01 July 2016 by Henry Ker

36 more jurisdictions sign up to BEPS - read more

The latest governance stories in the news

36 more jurisdictions sign up to BEPS

Singapore and Hong Kong are among 36 more jurisdictions to join the base erosion and profit shifting (BEPS) initiative.

The BEPS project aims to capture lost tax revenue from around the world to the amount of $240 billion a year – the project was originally developed by the G20 and the OECD.

The group of countries to sign up at the meeting in Kyoto, Japan includes developing countries such as Egypt, Nigeria and Kenya.

The project is gathering traction around the world with 82 countries now signed up.

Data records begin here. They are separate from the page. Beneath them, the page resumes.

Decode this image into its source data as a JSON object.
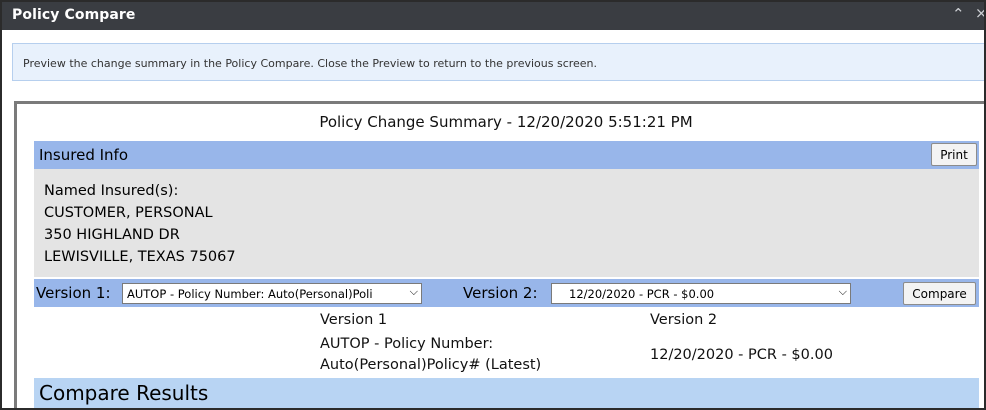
{
  "window": {
    "title": "Policy Compare",
    "collapse_glyph": "⌃",
    "close_glyph": "×"
  },
  "info_banner": {
    "text": "Preview the change summary in the Policy Compare. Close the Preview to return to the previous screen."
  },
  "summary": {
    "title": "Policy Change Summary - 12/20/2020 5:51:21 PM"
  },
  "insured_info": {
    "header": "Insured Info",
    "print_label": "Print",
    "lines": [
      "Named Insured(s):",
      "CUSTOMER, PERSONAL",
      "350 HIGHLAND DR",
      "LEWISVILLE, TEXAS 75067"
    ]
  },
  "versions": {
    "version1_label": "Version 1:",
    "version1_selected": "AUTOP - Policy Number: Auto(Personal)Poli",
    "version2_label": "Version 2:",
    "version2_selected": "12/20/2020 - PCR - $0.00",
    "compare_label": "Compare"
  },
  "comparison": {
    "col1_header": "Version 1",
    "col2_header": "Version 2",
    "col1_value_line1": "AUTOP - Policy Number:",
    "col1_value_line2": "Auto(Personal)Policy# (Latest)",
    "col2_value": "12/20/2020 - PCR - $0.00"
  },
  "results": {
    "header": "Compare Results"
  },
  "icons": {
    "collapse": "chevron-up-icon",
    "close": "close-icon",
    "dropdown": "chevron-down-icon"
  },
  "colors": {
    "titlebar": "#3a3d42",
    "banner_bg": "#e8f1fc",
    "section_bar": "#98b6ea",
    "insured_bg": "#e4e4e4",
    "results_bar": "#b8d4f3"
  }
}
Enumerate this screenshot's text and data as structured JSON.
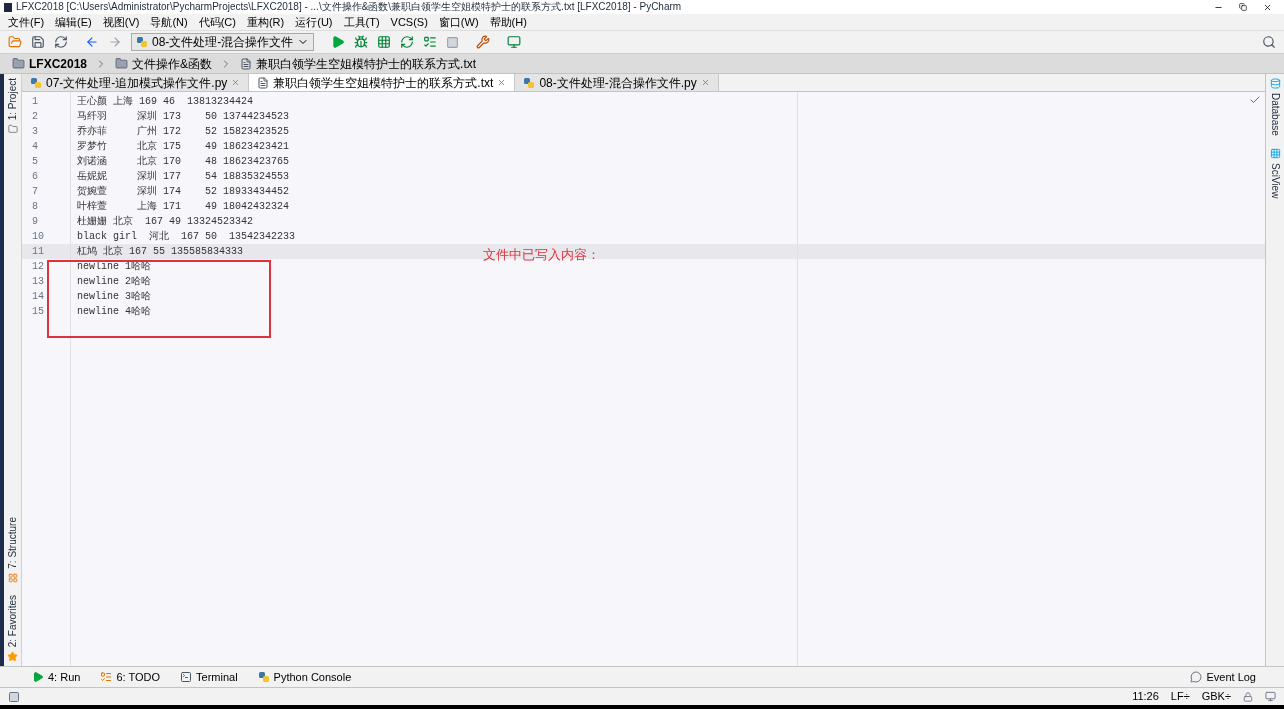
{
  "window": {
    "title": "LFXC2018 [C:\\Users\\Administrator\\PycharmProjects\\LFXC2018] - ...\\文件操作&函数\\兼职白领学生空姐模特护士的联系方式.txt [LFXC2018] - PyCharm"
  },
  "menu": [
    "文件(F)",
    "编辑(E)",
    "视图(V)",
    "导航(N)",
    "代码(C)",
    "重构(R)",
    "运行(U)",
    "工具(T)",
    "VCS(S)",
    "窗口(W)",
    "帮助(H)"
  ],
  "toolbar": {
    "run_config": "08-文件处理-混合操作文件"
  },
  "breadcrumbs": [
    {
      "label": "LFXC2018",
      "kind": "project"
    },
    {
      "label": "文件操作&函数",
      "kind": "folder"
    },
    {
      "label": "兼职白领学生空姐模特护士的联系方式.txt",
      "kind": "file"
    }
  ],
  "tabs": [
    {
      "label": "07-文件处理-追加模式操作文件.py",
      "kind": "py",
      "selected": false
    },
    {
      "label": "兼职白领学生空姐模特护士的联系方式.txt",
      "kind": "txt",
      "selected": true
    },
    {
      "label": "08-文件处理-混合操作文件.py",
      "kind": "py",
      "selected": false
    }
  ],
  "left_tools_top": [
    {
      "label": "1: Project"
    }
  ],
  "left_tools_bottom": [
    {
      "label": "7: Structure",
      "kind": "structure"
    },
    {
      "label": "2: Favorites",
      "kind": "favorites"
    }
  ],
  "right_tools": [
    {
      "label": "Database",
      "kind": "database"
    },
    {
      "label": "SciView",
      "kind": "sciview"
    }
  ],
  "editor": {
    "lines": [
      {
        "number": "1",
        "text": "王心颜 上海 169 46  13813234424",
        "current": false
      },
      {
        "number": "2",
        "text": "马纤羽     深圳 173    50 13744234523",
        "current": false
      },
      {
        "number": "3",
        "text": "乔亦菲     广州 172    52 15823423525",
        "current": false
      },
      {
        "number": "4",
        "text": "罗梦竹     北京 175    49 18623423421",
        "current": false
      },
      {
        "number": "5",
        "text": "刘诺涵     北京 170    48 18623423765",
        "current": false
      },
      {
        "number": "6",
        "text": "岳妮妮     深圳 177    54 18835324553",
        "current": false
      },
      {
        "number": "7",
        "text": "贺婉萱     深圳 174    52 18933434452",
        "current": false
      },
      {
        "number": "8",
        "text": "叶梓萱     上海 171    49 18042432324",
        "current": false
      },
      {
        "number": "9",
        "text": "杜姗姗 北京  167 49 13324523342",
        "current": false
      },
      {
        "number": "10",
        "text": "black girl  河北  167 50  13542342233",
        "current": false
      },
      {
        "number": "11",
        "text": "杠鸠 北京 167 55 135585834333",
        "current": true
      },
      {
        "number": "12",
        "text": "newline 1哈哈",
        "current": false
      },
      {
        "number": "13",
        "text": "newline 2哈哈",
        "current": false
      },
      {
        "number": "14",
        "text": "newline 3哈哈",
        "current": false
      },
      {
        "number": "15",
        "text": "newline 4哈哈",
        "current": false
      }
    ],
    "annotation": "文件中已写入内容："
  },
  "bottom_tools": [
    {
      "label": "4: Run",
      "kind": "run"
    },
    {
      "label": "6: TODO",
      "kind": "todo"
    },
    {
      "label": "Terminal",
      "kind": "terminal"
    },
    {
      "label": "Python Console",
      "kind": "console"
    }
  ],
  "event_log": "Event Log",
  "status": {
    "position": "11:26",
    "line_separator": "LF÷",
    "encoding": "GBK÷"
  }
}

This is critical to its aim of reducing corporate tax avoidance through loopholes where companies shift revenue from high-tax jurisdictions to low-tax locations.

Pascal Saint-Amans, Director of the OECD’s centre for tax policy said, ‘It was very important that small open economies also commit to make sure we reach the goal of eliminating treaty shopping and harmful tax practices ‎on the global scale.’

 

Move to privatise the Land Registry is ‘a purely political exercise’

The £1 billion privatisation of the Land Registry is a political move, which will be detrimental to transparency and the public purse, according to David Lammy, MP for Tottenham, London.

David Lammy suggests it will result in increased costs for consumers and undermine transparency efforts with the housing market.

He said the government is ‘looking to sell off the family silver to turn a short-term profit, to try and make their sums add up’.

 

Charities risk 'special status' if they ignore public concerns

Charities cannot ignore the concerns of the public on senior pay, Sarah Atkinson, Director of Policy and Communications at the Charity Commission, has said.

Speaking about the findings of the Charity Commission’s trust and confidence report, which shows a sharp decline in public trust in charities, Sarah Atkinson said the public is still concerned about accountability and transparency issues like executive pay and administration costs.

On issues such as tax, she said charities have a ‘special status because they are trusted’ and to be ‘careless with that special status would be a huge risk’.